Trouver les bonnes couleurs
L'une des grandes Maréchales du Chevalier à la Rose de notre temps, Ariadne non moins bouleversante, Lise Davidsen entend bien explorer toutes les contradictions psychologiques de la princesse de Judée : « Comme bien des rôles straussiens, celui de Salome peut être chanté par différentes voix, et des sopranos plus légères l'ont abordé. D'une certaine manière, il est plus simple pour elles parce que le registre supérieur leur vient plus naturellement. Mais l'essentiel, le grand défi, réside dans son intensité, outre la présence de cet orchestre énorme. Tout le monde attend la grande scène finale mais pour moi, le rôle est difficile dès le début, dès la rencontre avec Jochanaan et toute la partie amoureuse de la partition. La beauté vocale est certes importante, elle résulte d'une technique bien installée, mais ce qui est passionnant, c'est de trouver les bonnes couleurs. Car Salome ne se connaît pas elle-même, elle change constamment tout au long de l'opéra. Il n'y a pas une continuité psychologique comme pour La Maréchale, Ariadne ou Arabella. »
L'art vocal éminemment sophistiqué de Lise Davidsen ne sera pas de trop pour cette figure énigmatique : « À mes yeux, la Maréchale ou Arabella sont des personnes, des femmes dont on peut se sentir proche. Ariadne ou Salome sont davantage des personnages – je ne connais pas de Salome dans ma vie quotidienne, il n'y a pas de Salome arpentant les rues de Paris. Ce qui ne veut pas dire qu'on ne ressent pas d'émotions très profondes chez cette jeune fille qui a le pouvoir tout en ne l'ayant pas, padoxalement. Il est nécessaire d'entrer dans son monde, l'époque où elle est née, pour l'incarner. C'est ce que j'aime chez Strauss, sa capacité à évoque des mondes imaginaires puis d'autres plus réalistes. »

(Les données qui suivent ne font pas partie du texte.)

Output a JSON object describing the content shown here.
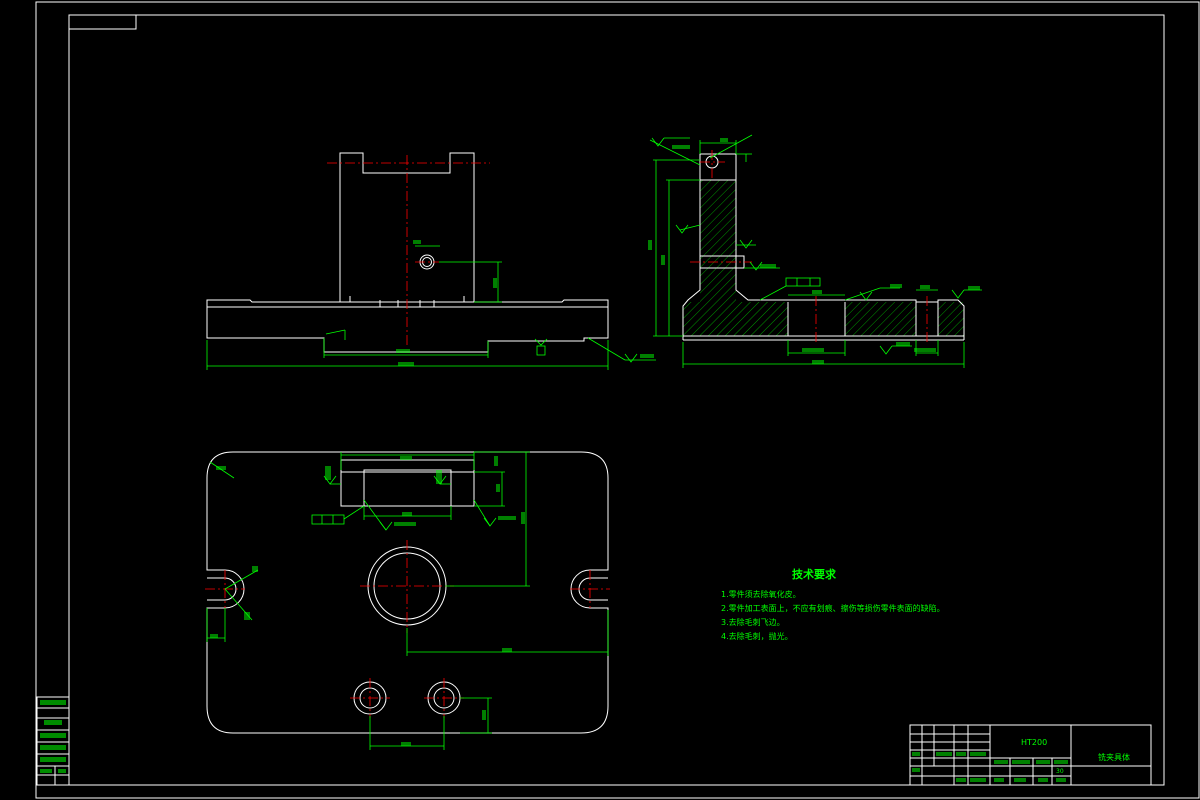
{
  "drawing": {
    "line_color": "#ffffff",
    "dimension_color": "#00ff00",
    "centerline_color": "#ff0000",
    "background": "#000000"
  },
  "technical_requirements": {
    "title": "技术要求",
    "items": [
      "1.零件须去除氧化皮。",
      "2.零件加工表面上，不应有划痕、擦伤等损伤零件表面的缺陷。",
      "3.去除毛刺飞边。",
      "4.去除毛刺，抛光。"
    ]
  },
  "title_block": {
    "material": "HT200",
    "part_name": "铣夹具体",
    "scale_value": "30"
  }
}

Le chant, une priorité, pas un sacrifice
De Barcelone à Munich, en passant par New York où le Metropolitan Opera est devenu comme un foyer musical, Lise Davidsen ne finit pas d'éblouir public et critique. Cette marche en avant triomphale, initiée par sa Victoire au Concours Operalia 2015, apporte son lot de préoccupations : « Pour être honnête, je n'étais pas préparée à une telle carrière, je ne savais rien de ce monde. Bien sûr, je suis extrêmement chanceuse de travailler à ce niveau, dans les plus merveilleuses maisons et avec des personnes formidables. Évidemment, ce privilège vient avec la pression et une grande responsabilité, et plus rien de ce que je fais n'est anodin. Avec l'expérience, même si les attentes se font plus grandes si l'on considère les rôles que j'aborde, ma vie trouve aussi un équilibre meilleur qu'à mes débuts. »
Ne pas se laisser emporter par le tourbillon du succès, garder suffisamment de lucidité pour dire non, tels sont les défis communs aux étoiles du chant : « En toute franchise, il devient de plus en plus difficile de refuser une proposition. J'ai maintenant abordé nombre des ouvrages que je désirais chanter. Après Tosca, j'ai par exemple fait mes débuts en Leonora de La Forza del Destino à New York, et je vais garder l'opéra italien – Verdi, Puccini – à mon répertoire. Salome constitue un pas supplémentaire vers des rôles plus lourds. Tout cela me fait un peu peur mais je sais quand je veux les aborder et dans quel environnement, je travaille très dur en ce sens. »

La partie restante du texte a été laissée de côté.